I’ve been thinking deeply about the question, What do I love? For much of my life, I equated love with emotion. I believed I loved the people I dated, because what I felt was intense, consuming, and exciting. But marriage changed my understanding. It taught me that what I once called love was often just emotion dressed up in longing.
Like most people, my initial attraction to someone began with appearance — what my eyes observed first, what stirred my senses. Many relationships start this way: we see someone, we feel something, and we call it love. But physical attraction alone cannot sustain a life. It fades, and when it does, many women are left holding their emotions, believing they were in love when they were really in love with the feeling.
When I met my husband, I was attracted to him — that part was real. But I didn’t love him immediately. That came later, through the slow accumulation of his actions.
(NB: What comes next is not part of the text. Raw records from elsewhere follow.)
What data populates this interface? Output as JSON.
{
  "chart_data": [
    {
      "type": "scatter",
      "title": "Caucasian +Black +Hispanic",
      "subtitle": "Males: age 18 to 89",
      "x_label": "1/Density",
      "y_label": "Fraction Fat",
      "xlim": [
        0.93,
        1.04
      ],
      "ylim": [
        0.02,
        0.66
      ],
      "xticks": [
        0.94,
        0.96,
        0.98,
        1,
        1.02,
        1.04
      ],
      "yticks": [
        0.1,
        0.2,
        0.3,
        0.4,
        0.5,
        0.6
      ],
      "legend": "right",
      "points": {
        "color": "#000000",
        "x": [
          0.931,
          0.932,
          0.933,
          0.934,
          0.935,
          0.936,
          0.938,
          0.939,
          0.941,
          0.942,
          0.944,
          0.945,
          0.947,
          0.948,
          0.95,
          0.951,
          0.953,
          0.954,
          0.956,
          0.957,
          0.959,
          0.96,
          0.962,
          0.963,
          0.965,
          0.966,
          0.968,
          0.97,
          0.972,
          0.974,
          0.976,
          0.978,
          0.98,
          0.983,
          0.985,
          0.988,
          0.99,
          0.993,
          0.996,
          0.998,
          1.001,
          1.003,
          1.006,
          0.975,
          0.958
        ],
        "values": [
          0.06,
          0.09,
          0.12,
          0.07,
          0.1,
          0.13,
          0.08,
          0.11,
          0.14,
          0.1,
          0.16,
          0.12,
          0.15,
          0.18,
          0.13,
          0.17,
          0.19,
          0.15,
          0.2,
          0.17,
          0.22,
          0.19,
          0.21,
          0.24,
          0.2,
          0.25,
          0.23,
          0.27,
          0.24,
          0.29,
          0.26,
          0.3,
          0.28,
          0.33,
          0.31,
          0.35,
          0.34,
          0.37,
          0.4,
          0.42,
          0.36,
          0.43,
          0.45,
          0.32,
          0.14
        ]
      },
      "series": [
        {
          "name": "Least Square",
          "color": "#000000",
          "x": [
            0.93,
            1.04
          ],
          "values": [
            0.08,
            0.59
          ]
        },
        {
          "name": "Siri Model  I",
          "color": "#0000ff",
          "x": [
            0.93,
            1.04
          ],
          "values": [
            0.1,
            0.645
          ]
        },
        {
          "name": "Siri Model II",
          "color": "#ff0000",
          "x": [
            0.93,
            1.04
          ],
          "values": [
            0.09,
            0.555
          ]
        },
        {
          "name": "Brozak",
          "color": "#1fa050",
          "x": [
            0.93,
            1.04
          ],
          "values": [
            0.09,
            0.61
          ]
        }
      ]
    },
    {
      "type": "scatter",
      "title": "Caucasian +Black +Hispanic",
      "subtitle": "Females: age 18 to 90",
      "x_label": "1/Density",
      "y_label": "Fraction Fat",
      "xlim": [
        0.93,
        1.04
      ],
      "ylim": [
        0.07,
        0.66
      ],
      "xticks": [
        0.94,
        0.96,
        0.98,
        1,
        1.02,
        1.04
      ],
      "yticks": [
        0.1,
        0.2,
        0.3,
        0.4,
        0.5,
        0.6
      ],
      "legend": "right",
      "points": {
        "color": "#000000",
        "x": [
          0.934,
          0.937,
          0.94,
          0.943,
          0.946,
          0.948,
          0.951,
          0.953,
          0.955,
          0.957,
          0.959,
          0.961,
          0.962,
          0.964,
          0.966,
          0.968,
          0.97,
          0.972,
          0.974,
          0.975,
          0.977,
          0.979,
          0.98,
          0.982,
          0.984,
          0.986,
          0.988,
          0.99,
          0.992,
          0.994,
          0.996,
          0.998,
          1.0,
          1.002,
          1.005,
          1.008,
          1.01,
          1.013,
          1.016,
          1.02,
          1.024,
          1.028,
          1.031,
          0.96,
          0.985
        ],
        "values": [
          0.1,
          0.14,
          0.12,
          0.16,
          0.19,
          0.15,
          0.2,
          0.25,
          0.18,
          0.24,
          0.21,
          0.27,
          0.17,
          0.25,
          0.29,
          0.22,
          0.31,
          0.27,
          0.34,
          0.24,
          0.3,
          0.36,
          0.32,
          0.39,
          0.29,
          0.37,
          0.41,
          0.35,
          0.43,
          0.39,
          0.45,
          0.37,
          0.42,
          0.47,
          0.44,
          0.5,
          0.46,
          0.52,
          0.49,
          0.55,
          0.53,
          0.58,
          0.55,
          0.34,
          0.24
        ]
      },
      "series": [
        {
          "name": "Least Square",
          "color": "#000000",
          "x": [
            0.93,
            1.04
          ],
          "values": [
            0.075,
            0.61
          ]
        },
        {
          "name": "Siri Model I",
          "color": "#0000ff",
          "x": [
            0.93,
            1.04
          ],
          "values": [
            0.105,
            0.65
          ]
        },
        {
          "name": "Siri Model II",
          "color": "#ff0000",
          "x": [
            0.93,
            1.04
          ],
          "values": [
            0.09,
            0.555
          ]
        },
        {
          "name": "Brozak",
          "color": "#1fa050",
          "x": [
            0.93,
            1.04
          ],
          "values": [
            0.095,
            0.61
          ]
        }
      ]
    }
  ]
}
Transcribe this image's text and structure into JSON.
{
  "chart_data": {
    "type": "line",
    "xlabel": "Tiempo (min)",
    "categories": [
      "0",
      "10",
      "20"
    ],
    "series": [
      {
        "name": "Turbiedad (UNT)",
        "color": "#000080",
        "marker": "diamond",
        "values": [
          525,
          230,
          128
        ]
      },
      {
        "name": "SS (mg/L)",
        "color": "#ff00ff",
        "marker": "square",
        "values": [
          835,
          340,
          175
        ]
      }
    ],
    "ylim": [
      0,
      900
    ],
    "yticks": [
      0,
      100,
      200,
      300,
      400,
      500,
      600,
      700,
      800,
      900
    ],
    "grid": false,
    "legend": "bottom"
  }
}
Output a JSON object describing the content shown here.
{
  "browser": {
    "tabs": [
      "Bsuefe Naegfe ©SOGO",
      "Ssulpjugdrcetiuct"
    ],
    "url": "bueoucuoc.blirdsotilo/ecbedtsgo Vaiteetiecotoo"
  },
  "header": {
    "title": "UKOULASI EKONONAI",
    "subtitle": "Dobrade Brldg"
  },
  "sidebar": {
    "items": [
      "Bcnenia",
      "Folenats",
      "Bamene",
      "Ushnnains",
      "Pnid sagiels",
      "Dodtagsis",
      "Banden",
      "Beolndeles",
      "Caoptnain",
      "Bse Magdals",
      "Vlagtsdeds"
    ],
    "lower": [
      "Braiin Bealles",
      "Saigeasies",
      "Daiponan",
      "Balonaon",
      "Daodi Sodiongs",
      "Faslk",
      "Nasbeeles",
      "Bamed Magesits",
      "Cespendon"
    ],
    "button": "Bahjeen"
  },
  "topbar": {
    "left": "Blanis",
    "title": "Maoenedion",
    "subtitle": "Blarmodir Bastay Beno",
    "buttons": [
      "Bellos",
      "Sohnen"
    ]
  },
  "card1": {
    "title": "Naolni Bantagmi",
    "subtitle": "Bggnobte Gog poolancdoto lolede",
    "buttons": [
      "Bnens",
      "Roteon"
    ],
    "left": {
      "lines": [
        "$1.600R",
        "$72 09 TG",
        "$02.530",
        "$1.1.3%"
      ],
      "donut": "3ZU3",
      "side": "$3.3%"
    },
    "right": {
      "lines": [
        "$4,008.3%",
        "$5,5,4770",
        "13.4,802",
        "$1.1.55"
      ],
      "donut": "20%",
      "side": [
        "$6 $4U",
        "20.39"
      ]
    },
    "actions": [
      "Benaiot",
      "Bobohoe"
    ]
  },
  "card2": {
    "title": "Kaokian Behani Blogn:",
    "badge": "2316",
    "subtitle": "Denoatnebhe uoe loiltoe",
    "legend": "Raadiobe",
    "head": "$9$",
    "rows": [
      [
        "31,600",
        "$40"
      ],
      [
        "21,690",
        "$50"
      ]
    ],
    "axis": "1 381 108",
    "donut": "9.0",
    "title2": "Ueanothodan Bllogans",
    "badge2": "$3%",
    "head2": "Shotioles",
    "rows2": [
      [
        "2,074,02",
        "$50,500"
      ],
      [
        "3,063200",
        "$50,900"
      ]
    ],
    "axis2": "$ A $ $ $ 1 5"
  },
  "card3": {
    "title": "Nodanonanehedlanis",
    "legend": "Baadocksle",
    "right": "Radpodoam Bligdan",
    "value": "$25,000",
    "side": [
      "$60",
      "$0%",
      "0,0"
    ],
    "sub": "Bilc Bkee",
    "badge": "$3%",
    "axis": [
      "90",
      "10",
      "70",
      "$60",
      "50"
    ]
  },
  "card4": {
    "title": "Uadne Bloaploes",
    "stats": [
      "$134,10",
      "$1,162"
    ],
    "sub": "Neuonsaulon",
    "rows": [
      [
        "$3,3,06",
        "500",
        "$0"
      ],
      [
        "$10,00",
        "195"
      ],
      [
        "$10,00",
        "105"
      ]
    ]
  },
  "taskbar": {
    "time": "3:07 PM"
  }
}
He was an excellent provider, attentive to my needs, thoughtful about my interests, and committed to making sure I never lacked anything essential. He showed up for me. He cared for me. He supported me. And in those steady, consistent acts, love took root. It wasn’t a rush of emotion; it was the reality of who he was to me. Love came naturally because he embodied it.
Over time, I realized something important: love is like a cake, and emotion is the icing. The icing is sweet, delightful, and beautiful — but the cake is the substance. Emotion enhances love, but it is not love itself. Love can exist without the icing. Emotion can exist without the cake. They go hand in hand, but they are not the same.
I never truly understood love until I came to know God. For years, I said, “I love You, God,” but they were just words — declarations without depth. My love for God grew the same way my love for my husband did: through evidence. God was there for me. God showed up for me. God forgave me, comforted me, guided me, and never abandoned me. God became my unconditional friend, companion, counselor, and source of strength. I came to love God because God loved me first. I cannot give God anything, yet I do experience and express gratitude, appreciation, and reverence — and those feelings are the emotions that rise from the truth of who God is. The emotions are the icing. Love is the cake.
This understanding also shapes how I think about what I love in life. I love teaching — not just the act, but the platform it provides. Teaching is not confined to a classroom; raising children is teaching, mentoring is teaching, and guiding is teaching. What I love is the work of giving, of showing up, of shaping lives. I love watching children grow, transform, and eventually step into the world carrying pieces of what I poured into them. That is love in motion. And yes, emotion is wrapped in there too — pride, joy, fulfillment — but again, emotion is the echo, not the foundation.
So can you love without emotion? Absolutely. Love is a choice, a commitment, a truth lived out in action. And can you feel emotion without love? Without question. Many people mistake emotional intensity for love, but emotion alone cannot sustain a relationship, a calling, or a life.
Love is relational truth. Emotion is the echo of that truth.
Love is what we do. Emotion is what we feel.
They walk together, but they are not twins.
After the experiences above, I finally understand the equation: Love is the substance. Emotion is the scent. One grounds you. The other moves you. Together, they create the fullness of what the heart can hold.